Closed kakuriyama closed 4 years ago
I think you need to use Softmax normalization after the last layer of the policy network. Take a look at the example of PPO for atari: https://github.com/pfnet/pfrl/blob/master/examples/atari/train_ppo_ale.py#L260
Thank you for prompt response. I can understand to use Softmax normalization. I'll try it.
The usage of train_ppo_ale.py#L260 is better or more normal than below usage ? https://github.com/pfnet/pfrl/blob/master/examples/mujoco/reproduction/ppo/train_ppo.py#L160
It is not that one is better than the other. For discrete-action problems, categorical distribution using softmax is a popular choice for policy representation. For continuous-action problems like MuJoCo tasks, Gaussian distribution is a popular choice.
Thank you, I understood your explanation. I'm clear in case of Discrete Action but may I know how to treat output of GaussianHeadWithStateIndependentCovariance to decide Continous Action ?
You can find what is the output of GaussianHeadWithStateIndependentCovariance
at https://github.com/pfnet/pfrl/blob/master/pfrl/policies/gaussian_policy.py#L53. It is an instance of torch.distributions.Distribution
. You can use .sample
method of it to sample vector-valued actions from the distribution.
I'm clear for all my questions. Thank you very much.
Thank you for releasing quite powerful products.
I would like to use PPO on pfrl in case of Discrete Action. I have got vector like [ 1.1933773 -0.24673517 0.6604848 -1.5786057 0.8695493 ] from agent.act mothod.
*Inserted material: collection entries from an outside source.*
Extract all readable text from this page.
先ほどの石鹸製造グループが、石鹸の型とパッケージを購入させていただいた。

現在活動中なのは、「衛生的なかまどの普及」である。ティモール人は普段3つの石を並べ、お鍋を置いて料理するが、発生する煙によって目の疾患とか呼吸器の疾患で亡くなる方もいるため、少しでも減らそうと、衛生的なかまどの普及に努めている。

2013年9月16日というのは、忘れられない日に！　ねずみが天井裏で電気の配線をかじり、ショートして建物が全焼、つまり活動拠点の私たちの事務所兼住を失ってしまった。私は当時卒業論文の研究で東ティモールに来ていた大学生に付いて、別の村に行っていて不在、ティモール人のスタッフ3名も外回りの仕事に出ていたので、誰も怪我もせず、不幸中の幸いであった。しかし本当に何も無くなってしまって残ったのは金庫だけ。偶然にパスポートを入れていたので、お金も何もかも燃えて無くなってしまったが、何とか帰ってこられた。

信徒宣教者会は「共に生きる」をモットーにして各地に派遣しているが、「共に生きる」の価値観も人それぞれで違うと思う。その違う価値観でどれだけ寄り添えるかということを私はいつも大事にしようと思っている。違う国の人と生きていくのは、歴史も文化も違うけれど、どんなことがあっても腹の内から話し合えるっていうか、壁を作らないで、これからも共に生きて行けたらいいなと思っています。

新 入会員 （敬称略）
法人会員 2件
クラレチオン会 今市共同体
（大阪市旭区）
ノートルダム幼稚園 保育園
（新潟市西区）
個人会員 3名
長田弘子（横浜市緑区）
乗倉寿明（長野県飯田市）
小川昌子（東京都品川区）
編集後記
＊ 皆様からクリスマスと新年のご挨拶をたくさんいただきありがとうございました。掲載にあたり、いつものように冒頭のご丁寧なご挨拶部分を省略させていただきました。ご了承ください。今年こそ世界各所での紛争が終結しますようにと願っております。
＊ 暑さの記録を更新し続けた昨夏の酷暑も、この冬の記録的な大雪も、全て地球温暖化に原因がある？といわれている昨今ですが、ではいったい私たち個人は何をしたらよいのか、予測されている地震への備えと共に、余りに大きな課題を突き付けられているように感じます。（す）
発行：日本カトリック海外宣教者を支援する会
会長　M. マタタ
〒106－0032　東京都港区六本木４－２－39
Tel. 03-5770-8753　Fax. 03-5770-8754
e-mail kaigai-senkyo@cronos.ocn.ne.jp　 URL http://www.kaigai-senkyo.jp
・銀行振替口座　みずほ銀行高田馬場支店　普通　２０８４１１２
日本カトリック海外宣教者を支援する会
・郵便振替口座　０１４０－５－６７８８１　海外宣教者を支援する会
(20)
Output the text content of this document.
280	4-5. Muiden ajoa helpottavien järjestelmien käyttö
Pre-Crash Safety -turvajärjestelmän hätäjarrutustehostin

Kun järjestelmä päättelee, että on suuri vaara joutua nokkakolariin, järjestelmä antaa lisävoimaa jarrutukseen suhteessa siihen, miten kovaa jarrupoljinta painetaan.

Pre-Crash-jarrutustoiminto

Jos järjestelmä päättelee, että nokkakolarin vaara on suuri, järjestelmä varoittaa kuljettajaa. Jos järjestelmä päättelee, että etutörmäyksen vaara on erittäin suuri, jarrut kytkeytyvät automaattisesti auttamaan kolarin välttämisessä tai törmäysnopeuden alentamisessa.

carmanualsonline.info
As it doesn't seem like probability, how can I decide a action with this vector ?
I use below model of PPO sample but I don't understand GaussianHeadWithStateIndependentCovariance.
policy = torch.nn.Sequential( nn.Linear(obs_size, 64), nn.Tanh(), nn.Linear(64, 64), nn.Tanh(), nn.Linear(64, action_size), pfrl.policies.GaussianHeadWithStateIndependentCovariance( action_size=action_size, var_type="diagonal", var_func=lambda x: torch.exp(2 * x), # Parameterize log std var_param_init=0, # log std = 0 => std = 1 ), )
Thank you.